Заняться журналистикой он решил, когда как-то раз лениво жевал saucisson[2] с хлебом. Хлеб был отменный: замешенный без дрожжей, пышно взошедший на собственной закваске и выпеченный в печи Партриджа на открытом воздухе. Во дворе Партриджа пахло жженой кукурузной мукой, свежескошенной травой и только что выпеченным хлебом.
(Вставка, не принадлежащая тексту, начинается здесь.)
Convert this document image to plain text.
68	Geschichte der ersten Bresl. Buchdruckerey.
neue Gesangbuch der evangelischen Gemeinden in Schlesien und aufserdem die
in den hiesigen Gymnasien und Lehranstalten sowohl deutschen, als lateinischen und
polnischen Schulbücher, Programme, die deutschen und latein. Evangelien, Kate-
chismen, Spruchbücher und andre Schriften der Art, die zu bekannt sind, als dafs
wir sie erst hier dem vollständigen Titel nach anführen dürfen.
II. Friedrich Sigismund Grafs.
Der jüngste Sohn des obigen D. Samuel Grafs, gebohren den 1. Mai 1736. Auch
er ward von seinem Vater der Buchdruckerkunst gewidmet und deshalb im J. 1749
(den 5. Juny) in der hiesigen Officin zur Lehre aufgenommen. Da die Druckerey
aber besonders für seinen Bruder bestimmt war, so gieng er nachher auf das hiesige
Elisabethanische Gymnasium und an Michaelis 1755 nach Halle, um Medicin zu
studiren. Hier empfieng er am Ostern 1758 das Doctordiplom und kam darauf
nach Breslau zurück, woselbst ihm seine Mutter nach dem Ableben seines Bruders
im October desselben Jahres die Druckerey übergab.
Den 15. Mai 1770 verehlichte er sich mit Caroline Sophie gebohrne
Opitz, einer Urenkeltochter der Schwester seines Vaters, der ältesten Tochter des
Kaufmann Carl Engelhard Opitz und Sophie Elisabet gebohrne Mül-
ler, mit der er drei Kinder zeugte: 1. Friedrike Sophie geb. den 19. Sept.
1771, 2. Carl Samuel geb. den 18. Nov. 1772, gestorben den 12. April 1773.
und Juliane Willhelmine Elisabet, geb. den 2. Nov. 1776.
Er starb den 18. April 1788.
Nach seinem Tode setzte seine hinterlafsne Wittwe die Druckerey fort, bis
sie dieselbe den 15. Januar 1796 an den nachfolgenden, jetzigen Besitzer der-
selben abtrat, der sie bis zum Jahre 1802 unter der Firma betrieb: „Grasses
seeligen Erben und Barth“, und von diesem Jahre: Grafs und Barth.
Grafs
Saucisson, хлеб, вино, разговоры с Партриджем. Ради всего этого он упускал шанс получить работу, которая позволила бы ему припасть к изобильной груди бюрократии. Его отец, исключительно собственными стараниями поднявшийся до высшей точки своей карьеры – должности менеджера по продажам в сети супермаркетов, – вечно читал ему нотации, ставя в пример себя: «Когда я приехал сюда, мне пришлось таскать тяжеленные тачки с песком для каменщика». И так далее. Отец восхищался тайнами бизнеса: мужчинами, подписывающими бумаги, прикрывая их левой рукой, совещаниями за дверьми с матовыми стеклами, запертыми на замочки кейсами.
Но Партридж, у которого с подбородка капало масло, сказал:
– Да пошло оно все к такой-то матери! – Нарезал дольками багровый помидор и, сменив тему, перешел к описанию мест, где ему довелось побывать: Страбан, Южный Эмбой, Кларк Форк. В Кларк Форке играл в пул с мужчиной, у которого была искривлена носовая перегородка. Он носил перчатки из кожи кенгуру. Куойл, сидя в деревянном садовом кресле, слушал, прикрывая подбородок рукой. Его выходной костюм, надетый для собеседования, был испачкан маслом, к галстуку с ромбовидным узором прилипло помидорное семечко.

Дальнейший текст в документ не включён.